Tyler Enfield’s Like Rum-Drunk Angels is a magical, fun novel about Francis Blackstone setting out to seek his fortune and win the hand of his lady in Nowhere, Arizona, 1883. It has all the elements of a good western, but Enfield also gives a nod to Arabian Nights, William Goldman’s Butch Cassidy and the Sundance Kid, and William Faulkner’s As I Lay Dying.
Edmonton-based Enfield is not necessarily interested in the Old West. “My interest is more specific to western films and books – that very distinct feel that comes off them like strange perfume,” he says.
“According to my mother, I started watching spaghetti westerns when I was four, and I think their surreal, oftentimes absurd sense of place and atmosphere just carried forward into a mature love of the peculiar, the humorous, and creating stories where the two can meet.”
And the peculiar and the humorous do indeed meet in Like Rum-Drunk Angels. Francis’s quest to make a fortune involves robbery – trains, to start with. He, his brother Samuel, and their friend Ned team up with a bona fide bad guy, Bob Temple, to form the Blackstone Temple gang.
The first thing Francis has to do to prove himself to Temple is to follow a grisly treasure map that leads him to an ancient grave site. Francis looks for artifacts to sell (to raise money for their life of crime), but one of the objects he finds will change the course of his life.
With this talisman, Francis leads the Blackstone Templars on an amazing journey, along the way meeting a trio of Amish witches, a jaguar, a mysterious old man with an unusual hairstyle, and competing thieves – the formidable Carter gang. A circus with pianos tossed from a catapult also figures largely.
Enfield says, “I love stories that function on multiple levels, stories that can withstand several readings and still reveal something new. With that in mind, Like Rum-Drunk Angels was designed as a sort of puzzle-box – an amusing contraption that could be unlocked in various ways, revealing various levels of meaning, depending on how you approach it.”

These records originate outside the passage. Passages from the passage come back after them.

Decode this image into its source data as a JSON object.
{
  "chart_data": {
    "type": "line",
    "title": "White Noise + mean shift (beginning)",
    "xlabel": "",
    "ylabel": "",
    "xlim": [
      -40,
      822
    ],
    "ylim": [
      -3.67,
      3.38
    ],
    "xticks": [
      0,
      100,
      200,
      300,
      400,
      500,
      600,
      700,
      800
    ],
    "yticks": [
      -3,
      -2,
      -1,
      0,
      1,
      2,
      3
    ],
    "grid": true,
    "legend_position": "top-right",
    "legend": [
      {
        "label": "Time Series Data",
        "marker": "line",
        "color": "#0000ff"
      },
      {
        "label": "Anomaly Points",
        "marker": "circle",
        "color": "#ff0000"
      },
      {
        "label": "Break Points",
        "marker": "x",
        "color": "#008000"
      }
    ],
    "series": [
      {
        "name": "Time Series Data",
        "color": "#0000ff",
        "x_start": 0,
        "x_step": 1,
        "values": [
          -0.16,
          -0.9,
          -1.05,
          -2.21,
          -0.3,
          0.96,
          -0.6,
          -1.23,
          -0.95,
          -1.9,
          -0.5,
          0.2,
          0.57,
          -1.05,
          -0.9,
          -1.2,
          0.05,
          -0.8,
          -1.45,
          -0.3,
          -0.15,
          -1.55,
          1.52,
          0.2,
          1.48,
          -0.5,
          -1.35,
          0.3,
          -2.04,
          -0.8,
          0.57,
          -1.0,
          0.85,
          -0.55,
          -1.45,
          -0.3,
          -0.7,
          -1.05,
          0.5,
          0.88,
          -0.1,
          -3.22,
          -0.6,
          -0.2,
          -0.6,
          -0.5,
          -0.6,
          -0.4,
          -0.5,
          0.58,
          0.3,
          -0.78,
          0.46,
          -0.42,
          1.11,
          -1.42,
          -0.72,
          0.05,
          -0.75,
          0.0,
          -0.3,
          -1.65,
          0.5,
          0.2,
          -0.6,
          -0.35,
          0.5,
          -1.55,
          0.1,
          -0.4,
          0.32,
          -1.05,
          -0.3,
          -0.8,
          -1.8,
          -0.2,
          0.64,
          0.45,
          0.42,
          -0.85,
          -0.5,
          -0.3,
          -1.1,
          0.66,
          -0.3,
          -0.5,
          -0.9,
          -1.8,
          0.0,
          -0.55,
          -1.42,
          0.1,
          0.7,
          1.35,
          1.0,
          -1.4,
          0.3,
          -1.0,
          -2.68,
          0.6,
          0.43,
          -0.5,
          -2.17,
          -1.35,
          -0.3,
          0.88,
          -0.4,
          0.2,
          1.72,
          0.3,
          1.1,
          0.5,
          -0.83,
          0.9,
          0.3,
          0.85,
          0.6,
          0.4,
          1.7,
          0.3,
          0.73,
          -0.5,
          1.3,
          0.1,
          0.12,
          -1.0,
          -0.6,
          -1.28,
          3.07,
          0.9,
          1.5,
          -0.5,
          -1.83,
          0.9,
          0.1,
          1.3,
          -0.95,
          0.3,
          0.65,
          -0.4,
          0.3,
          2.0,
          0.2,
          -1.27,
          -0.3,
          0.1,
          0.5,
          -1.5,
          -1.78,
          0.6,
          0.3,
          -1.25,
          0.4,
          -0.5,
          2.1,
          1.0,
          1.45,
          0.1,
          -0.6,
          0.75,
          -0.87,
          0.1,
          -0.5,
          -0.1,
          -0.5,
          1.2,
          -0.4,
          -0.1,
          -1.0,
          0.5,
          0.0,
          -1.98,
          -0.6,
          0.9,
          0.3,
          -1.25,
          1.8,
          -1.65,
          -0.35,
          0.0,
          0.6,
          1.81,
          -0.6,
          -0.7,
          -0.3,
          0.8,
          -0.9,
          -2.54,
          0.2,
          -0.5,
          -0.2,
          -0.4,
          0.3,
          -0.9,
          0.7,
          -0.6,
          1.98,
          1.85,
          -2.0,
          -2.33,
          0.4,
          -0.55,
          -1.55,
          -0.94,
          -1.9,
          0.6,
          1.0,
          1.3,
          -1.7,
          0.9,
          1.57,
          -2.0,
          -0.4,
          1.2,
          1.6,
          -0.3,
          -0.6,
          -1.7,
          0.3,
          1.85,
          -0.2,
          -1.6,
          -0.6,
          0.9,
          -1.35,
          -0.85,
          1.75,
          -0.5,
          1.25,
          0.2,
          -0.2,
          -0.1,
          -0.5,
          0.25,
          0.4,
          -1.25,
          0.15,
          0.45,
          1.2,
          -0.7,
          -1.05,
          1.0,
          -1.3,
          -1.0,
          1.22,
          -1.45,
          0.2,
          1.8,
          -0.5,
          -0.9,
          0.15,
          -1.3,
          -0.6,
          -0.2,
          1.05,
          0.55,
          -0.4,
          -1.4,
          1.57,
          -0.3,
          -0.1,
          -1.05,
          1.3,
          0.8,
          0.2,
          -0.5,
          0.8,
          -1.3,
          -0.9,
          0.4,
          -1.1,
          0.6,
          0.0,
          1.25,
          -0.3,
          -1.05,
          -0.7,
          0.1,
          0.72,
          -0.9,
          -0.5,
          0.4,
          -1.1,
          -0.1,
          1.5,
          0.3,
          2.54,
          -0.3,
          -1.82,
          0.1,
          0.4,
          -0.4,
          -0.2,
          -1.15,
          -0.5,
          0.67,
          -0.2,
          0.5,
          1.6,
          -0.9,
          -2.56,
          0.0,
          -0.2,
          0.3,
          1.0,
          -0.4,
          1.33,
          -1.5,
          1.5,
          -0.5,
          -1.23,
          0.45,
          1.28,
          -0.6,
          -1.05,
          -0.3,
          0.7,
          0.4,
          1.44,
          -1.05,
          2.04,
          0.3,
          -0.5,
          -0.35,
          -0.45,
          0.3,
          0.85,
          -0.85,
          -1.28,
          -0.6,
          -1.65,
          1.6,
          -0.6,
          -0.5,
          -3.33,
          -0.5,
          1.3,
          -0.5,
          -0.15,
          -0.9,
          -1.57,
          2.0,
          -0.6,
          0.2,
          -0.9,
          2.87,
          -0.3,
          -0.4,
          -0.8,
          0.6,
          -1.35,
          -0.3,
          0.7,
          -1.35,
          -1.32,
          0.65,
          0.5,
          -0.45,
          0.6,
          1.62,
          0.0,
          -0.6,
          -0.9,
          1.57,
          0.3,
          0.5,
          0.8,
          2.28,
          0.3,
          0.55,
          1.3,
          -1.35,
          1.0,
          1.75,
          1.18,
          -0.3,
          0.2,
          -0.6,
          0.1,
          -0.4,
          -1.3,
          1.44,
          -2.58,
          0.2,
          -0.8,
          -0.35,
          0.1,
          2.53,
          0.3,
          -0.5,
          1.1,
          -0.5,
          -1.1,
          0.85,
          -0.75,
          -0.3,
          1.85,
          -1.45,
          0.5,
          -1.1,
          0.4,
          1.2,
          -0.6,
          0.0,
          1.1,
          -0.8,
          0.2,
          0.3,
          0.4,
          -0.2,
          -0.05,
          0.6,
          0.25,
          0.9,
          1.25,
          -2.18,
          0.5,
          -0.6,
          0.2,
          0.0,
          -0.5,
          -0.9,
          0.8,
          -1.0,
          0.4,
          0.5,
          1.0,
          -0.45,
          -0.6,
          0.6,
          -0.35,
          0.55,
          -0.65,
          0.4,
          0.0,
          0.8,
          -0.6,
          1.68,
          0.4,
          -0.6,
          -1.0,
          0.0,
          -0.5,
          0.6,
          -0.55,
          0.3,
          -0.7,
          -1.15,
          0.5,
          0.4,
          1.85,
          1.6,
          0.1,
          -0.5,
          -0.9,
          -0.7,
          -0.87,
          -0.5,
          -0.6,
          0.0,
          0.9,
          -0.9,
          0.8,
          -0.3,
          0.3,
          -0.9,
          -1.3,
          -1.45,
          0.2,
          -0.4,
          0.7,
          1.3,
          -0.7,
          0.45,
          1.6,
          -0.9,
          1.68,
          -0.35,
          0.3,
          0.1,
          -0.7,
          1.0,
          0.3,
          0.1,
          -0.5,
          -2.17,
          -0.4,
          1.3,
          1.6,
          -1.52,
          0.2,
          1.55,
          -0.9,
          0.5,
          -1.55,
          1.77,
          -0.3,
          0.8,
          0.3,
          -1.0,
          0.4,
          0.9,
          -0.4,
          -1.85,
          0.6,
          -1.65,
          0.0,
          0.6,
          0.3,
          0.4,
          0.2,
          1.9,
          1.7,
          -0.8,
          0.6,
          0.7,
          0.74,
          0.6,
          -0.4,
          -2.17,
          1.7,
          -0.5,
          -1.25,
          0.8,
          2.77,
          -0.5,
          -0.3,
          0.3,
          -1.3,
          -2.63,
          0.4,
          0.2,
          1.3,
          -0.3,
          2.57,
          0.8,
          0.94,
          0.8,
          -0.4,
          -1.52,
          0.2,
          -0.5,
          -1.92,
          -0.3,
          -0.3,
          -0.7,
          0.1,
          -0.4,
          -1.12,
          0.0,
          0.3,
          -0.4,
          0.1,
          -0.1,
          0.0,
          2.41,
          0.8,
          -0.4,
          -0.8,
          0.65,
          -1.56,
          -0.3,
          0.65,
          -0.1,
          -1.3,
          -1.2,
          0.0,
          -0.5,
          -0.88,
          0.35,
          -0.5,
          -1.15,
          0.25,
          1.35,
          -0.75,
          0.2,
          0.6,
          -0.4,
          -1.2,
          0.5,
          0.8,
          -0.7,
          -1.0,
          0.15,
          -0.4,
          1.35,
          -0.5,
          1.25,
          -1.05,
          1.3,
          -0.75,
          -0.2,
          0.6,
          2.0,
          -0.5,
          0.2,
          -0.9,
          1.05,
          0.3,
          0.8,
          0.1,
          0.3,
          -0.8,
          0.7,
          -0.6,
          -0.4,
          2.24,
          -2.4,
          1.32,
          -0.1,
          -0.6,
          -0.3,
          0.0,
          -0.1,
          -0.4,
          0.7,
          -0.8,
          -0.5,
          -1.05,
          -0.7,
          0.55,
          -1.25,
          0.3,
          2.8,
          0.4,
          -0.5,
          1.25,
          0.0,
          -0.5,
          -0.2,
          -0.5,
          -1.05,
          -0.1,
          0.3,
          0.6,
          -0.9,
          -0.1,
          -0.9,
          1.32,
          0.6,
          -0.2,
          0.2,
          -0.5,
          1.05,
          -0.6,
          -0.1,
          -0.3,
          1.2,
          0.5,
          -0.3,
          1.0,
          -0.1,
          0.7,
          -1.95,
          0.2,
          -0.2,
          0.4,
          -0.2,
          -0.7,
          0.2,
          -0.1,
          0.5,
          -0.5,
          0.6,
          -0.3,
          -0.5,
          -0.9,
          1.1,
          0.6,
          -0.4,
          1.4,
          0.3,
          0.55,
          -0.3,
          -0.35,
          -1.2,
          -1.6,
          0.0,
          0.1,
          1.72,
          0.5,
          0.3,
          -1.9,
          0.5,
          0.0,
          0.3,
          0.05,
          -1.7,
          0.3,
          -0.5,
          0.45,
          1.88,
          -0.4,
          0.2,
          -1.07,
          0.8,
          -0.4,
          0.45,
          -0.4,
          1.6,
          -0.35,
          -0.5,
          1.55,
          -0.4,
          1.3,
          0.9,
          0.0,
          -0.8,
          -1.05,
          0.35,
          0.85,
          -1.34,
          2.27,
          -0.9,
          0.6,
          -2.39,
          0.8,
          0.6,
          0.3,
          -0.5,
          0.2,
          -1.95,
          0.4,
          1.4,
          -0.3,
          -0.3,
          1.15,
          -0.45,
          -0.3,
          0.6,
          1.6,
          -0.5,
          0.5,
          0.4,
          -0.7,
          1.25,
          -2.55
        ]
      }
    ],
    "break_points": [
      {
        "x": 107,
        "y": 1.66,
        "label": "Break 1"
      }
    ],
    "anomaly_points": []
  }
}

There are actual puzzles hidden within the story, but Enfield won’t say where. “The fun is in the discovery,” he says. “For that reason, the story is built so that no single reader is likely to solve every code, unlock every secret. This way, we can always come back for more and find a somewhat different story waiting for us.”
Enfield’s main interest in writing is the exploration of self, and, he says, what lies deeper than the self.
“Putting words on the page then becomes an exercise in honesty; facing my fears, my shortcomings. Peeling back the facade and revealing my true face.
“The flipside of that experience is something like awe. Unfiltered awe. This is what I’m going for. Dumbstruck, head-over-heels, down on my knees, wonder. And if that experience is somehow communicated to the reader, and they get to share in my joy, my discovery, my terror and exultation – well, then, the circuit is closed. My job as a writer is complete.”